90.91 = [ (1/2)100 + (1/2)100 ] / (1 + 0.10)

so 90.91 is today’s price for a one-period zero.

Short Rates One Period in the Future

Next the goal is to find the short rates one year from now, using the yield and vol for a 2-year zero from the Table above.

Specifically, we now have a 2-step binomial tree. We wish to find the short rates ru and rd to put into the nodes at the beginning of the 2nd step of the tree. And we must meet the constraint of matching the 2-year zero price and vol, as listed in the Table above.

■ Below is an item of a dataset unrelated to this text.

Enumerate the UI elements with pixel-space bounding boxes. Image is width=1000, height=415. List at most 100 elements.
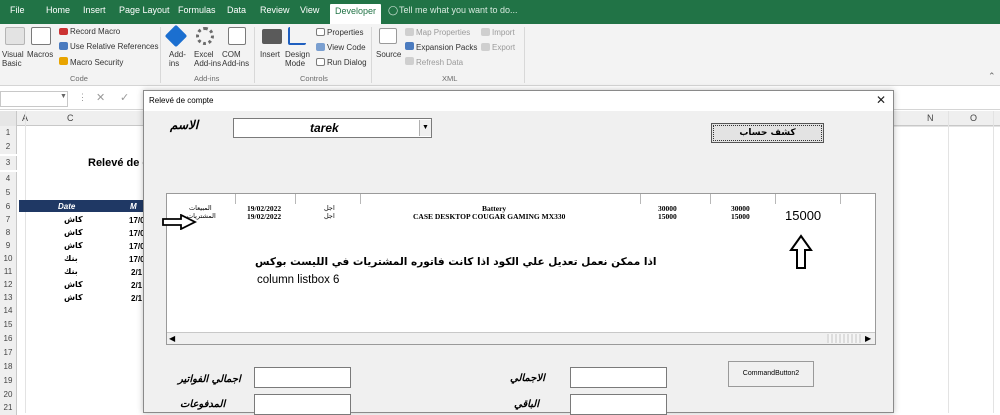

So, we have the following situation. We have a 2-step tree, and we know the price at all 3 of the final nodes. (There are 3 final nodes, because it is a recombinant tree.) The price at all final nodes is face value, $100. We need to find the prices at the nodes of the intermediate step, and at the initial node. Follow the procedure:

1)

We know that today’s short rate is 10%.

2)

Guess that the short rate in the up- and down-states of the intermediate step are ru = 14.32 and rd = 9.79. (Ken: Again, don’t worry about how they got these numbers too much, they’re just trying to show the tree can be made to match the market prices and vols. In reality, you would have to do some kind of numerical solver to get these values for ru and rd.)

3)

Use the valuation formula – the formula given before that said S = [(1/2)(Su + Sd)] / (1 + r), to get the prices of the 2-year zero at each of the intermediate nodes. Use the fact that the zero is equal to $100 at all final nodes, and along with the rates ru, rd assumed above, we get

$87.47 = (1/2)($100 + $100) / (1 + 14.32%)

$91.08 = (1/2)($100 + $100) / (1 + 9.79%)

as the prices of the 2-year zero at the up and down intermediate time nodes.

4)

Use the prices obtained in the last step to get the spot price of the 2-year zero:

$81.16 = [(1/2)$87.47 + (1/2)$91.08] / (1 + 10%)

where we averaging the two possible 1-step prices, $87.47 and $91.08, and discounting at today's known short rate of 10%, in order to get $81.16, the spot price of the 2-year zero.

5)

Finally, we check that the annualized yield on the two-year zero, obtained by solving with the price given above and the yield formula stated previously, agrees with the yield quoted in the market. So, we have

$81.16 = $100 / [(1 + 11%)2]

which comes out correctly. Here we are applying the previously stated formula of S = 100 / [(1 + y)N], with S = $81.16, the 2-year zero price obtained from the 2-step tree, y = 11%, the two-year annualized yield taken from the market, and N = 2, the maturity of the transaction.